The divorce has been the greatest loss of my life to date. It is a collection of nesting boxes of loss:

the loss of what I believed to be most true and real;

the loss of innocence;

the loss of family and friends;

the loss of approval;

the loss of acceptance;

the loss of a hoped-for future;

the loss of a gift I wished to give to our children;

the loss of an opportunity for a different kind of growth—growth together, within the relationship, instead of outside of it, solo.

*****

There is another loss that has startled me, one I am only recently coming to terms with: the loss of my definition of myself as someone who “knew” relationships—someone who could get that right, in life, if nothing else.

I find I know nothing now.

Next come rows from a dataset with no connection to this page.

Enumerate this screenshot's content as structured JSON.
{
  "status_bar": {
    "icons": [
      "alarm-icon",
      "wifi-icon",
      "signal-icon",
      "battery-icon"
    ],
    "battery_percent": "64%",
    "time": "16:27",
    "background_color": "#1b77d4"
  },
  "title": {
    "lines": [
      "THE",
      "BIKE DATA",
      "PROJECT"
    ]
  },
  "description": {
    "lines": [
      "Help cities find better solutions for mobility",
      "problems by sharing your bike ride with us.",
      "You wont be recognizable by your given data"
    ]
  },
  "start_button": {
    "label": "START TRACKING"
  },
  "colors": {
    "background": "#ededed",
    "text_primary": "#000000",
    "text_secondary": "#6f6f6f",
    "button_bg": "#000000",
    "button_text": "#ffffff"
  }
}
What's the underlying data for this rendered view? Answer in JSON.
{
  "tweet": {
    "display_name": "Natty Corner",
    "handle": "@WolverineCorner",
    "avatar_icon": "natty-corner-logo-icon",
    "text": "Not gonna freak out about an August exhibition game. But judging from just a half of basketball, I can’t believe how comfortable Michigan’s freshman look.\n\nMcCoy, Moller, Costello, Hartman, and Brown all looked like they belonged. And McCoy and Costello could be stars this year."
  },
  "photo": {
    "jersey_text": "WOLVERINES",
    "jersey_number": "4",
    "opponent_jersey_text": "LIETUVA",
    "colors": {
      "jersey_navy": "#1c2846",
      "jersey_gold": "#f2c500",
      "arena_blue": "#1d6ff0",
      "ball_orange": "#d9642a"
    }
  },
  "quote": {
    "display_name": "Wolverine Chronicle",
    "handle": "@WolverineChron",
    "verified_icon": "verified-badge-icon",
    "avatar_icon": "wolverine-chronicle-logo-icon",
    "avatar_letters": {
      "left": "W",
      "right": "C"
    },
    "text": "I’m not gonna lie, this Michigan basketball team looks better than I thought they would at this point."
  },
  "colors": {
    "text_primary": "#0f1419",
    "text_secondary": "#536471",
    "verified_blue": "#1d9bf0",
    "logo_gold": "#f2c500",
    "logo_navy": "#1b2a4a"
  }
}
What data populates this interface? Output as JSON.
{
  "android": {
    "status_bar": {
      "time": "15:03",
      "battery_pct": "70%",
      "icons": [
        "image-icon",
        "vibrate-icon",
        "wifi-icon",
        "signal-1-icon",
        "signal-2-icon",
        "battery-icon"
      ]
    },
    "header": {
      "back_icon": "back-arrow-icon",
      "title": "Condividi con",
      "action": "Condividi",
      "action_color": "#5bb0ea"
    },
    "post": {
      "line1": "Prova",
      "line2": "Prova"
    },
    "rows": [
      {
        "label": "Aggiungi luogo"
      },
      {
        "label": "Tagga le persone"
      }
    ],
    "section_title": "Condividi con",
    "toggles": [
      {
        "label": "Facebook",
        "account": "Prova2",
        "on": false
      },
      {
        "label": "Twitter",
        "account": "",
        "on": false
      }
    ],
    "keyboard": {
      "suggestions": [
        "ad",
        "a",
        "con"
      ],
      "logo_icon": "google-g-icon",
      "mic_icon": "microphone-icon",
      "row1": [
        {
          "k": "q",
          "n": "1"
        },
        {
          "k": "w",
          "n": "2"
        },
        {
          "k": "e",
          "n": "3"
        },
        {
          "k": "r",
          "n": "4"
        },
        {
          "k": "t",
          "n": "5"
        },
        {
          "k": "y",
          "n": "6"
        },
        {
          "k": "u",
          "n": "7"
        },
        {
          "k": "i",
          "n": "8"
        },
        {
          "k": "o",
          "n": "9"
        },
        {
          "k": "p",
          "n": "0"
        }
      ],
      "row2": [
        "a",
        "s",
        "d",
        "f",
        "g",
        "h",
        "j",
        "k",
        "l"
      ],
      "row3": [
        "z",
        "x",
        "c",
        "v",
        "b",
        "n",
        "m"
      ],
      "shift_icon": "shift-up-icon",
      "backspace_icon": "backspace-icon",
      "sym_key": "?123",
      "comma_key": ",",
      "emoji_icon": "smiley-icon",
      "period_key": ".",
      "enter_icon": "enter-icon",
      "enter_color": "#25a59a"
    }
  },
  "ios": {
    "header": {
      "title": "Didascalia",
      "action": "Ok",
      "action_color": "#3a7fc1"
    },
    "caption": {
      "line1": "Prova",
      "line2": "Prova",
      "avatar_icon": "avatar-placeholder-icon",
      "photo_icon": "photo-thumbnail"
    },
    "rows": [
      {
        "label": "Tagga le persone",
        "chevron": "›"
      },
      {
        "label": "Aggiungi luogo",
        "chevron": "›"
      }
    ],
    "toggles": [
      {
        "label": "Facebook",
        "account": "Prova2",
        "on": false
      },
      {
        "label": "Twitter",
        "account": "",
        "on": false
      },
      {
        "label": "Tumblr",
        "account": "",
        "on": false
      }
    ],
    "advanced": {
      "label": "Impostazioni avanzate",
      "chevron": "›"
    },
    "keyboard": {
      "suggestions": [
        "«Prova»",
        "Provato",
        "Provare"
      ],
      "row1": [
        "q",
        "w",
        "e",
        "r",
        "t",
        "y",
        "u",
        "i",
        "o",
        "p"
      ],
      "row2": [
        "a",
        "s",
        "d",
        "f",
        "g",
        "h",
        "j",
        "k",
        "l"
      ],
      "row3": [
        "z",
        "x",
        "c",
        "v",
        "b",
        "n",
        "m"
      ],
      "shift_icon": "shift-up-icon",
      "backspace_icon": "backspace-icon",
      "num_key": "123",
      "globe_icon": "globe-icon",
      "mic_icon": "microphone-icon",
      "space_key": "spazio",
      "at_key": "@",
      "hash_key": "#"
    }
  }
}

I find I am starting from scratch.

*****

I had a difficult conversation yesterday. So difficult, in fact, that I felt physical pain. My bones ached and head throbbed and my throat tightened and I began to feel like I would vomit.

At a certain point I had to say, “I don’t want to talk about this any longer. Stop. I can’t talk about this any more today. It hurts too much. I don’t know how to make you understand. I don’t know how to talk around your words. And right now, I have to be a rock for the girls. I can’t lose my foothold. At this very second I want to be a mother and a friend and belong only to myself.”

I don’t know if there is growth or retreat in this.

I do know the person with whom I was talking felt only my retreat.

But I was trying desperately to stand inside my truth. 

I have very much to learn about the place where my truth blurs into someone else’s truth, about the place where that line should be.

Right now, truth = loss. 

Right now, truth = I will lose again.

I wonder if it is possible for truth = gain. 

I wonder what is possible for me, if I will ever learn to love fully, intelligently, bravely, honestly. I wonder if I will ever be loved that way in return. For all of me. Or even, most.

First: Know thyself. Love thyself. Yes, yes. Who is there to teach this?

*****

Still, here I am this morning, in a quiet house. Alone, more comfortable with it than before.

I don’t want to hurt anyone. But I cannot bear to hurt myself any longer.

Nothing has changed and everything has changed.

Everything bad that can happen has already happened.